Beiträge mit dem Schlagwort: Nordsee

Noch einmal die rote Flaschenpost von Föhr: offene Datierungsfragen

In meinem letzten Beitrag hatte ich mich auf die Spur der womöglich ältesten oder zumindest zweitältesten ungeöffneten Flaschenpost begeben. Wir alt sie genau ist, wissen wir nicht, denn von außen sind weder der Absender – sicher irgendein meereskundliches Forschungsinstitut – noch ein Datum zu erkennen. Also musste ich mich auf archäologische Methoden verlegen.

Die Form der Flasche weist Merkmale der sogenannten Torpedoflasche auf, hat aber einen Standboden.

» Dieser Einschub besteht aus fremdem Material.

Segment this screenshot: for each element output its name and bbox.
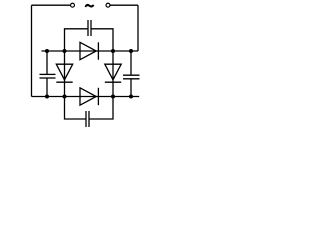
diode D3 left (points down) xyxy=(56,64,72,82)
wire AC top-left horizontal xyxy=(32,4,71,6)
wire right capacitor column lower xyxy=(130,79,132,97)
diode D1 top (points right) xyxy=(80,42,98,59)
capacitor C1 top (plates) xyxy=(88,20,91,36)
node dot BR junction xyxy=(111,95,115,99)
terminal circle AC right xyxy=(106,3,110,7)
capacitor C4 right (plates) xyxy=(123,75,140,79)
node dot lower rail / right cap xyxy=(129,95,133,99)
node dot BL junction xyxy=(63,95,67,99)
diode D4 right (points down) xyxy=(105,64,121,82)
wire bottom capacitor branch right xyxy=(89,97,113,120)
node dot lower rail / left cap xyxy=(45,95,49,99)
diode D2 bottom (points right) xyxy=(80,88,98,105)
wire bottom capacitor branch left xyxy=(65,97,87,120)
wire AC top-right horizontal xyxy=(110,4,138,6)
wire AC left vertical drop xyxy=(31,5,33,96)
node dot TR junction xyxy=(111,49,115,53)
wire left capacitor column lower xyxy=(46,78,48,97)
wire top capacitor branch left xyxy=(65,29,89,51)
wire right diode column xyxy=(112,51,114,97)
wire left diode column xyxy=(64,51,66,97)
AC source tilde symbol xyxy=(85,4,95,8)
wire left capacitor column upper xyxy=(46,51,48,74)
wire right capacitor column upper xyxy=(130,51,132,75)
node dot upper rail / right cap xyxy=(129,49,133,53)
capacitor C2 bottom (plates) xyxy=(86,111,89,127)
wire AC right vertical drop xyxy=(137,5,139,51)
wire lower rail xyxy=(32,96,140,98)
wire upper rail xyxy=(42,50,139,52)
capacitor C3 left (plates) xyxy=(40,74,56,78)
node dot upper rail / left cap xyxy=(45,49,49,53)
terminal circle AC left xyxy=(71,3,75,7)
wire top capacitor branch right xyxy=(91,29,113,51)
node dot TL junction xyxy=(63,49,67,53)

Außerdem wurden im offensichtlich gleichen Forschungsprojekt auch noch die altertümlichen Torpedoflaschen benutzt. Die Kampagne mit diesen rot bemalten Buddeln fällt also in die Übergangszeit, in der beide Flaschentypen, – solche mit spitzem und mit flachem Boden -, verwendet wurden. So weit war ich also gekommen. Aber wann genau war das?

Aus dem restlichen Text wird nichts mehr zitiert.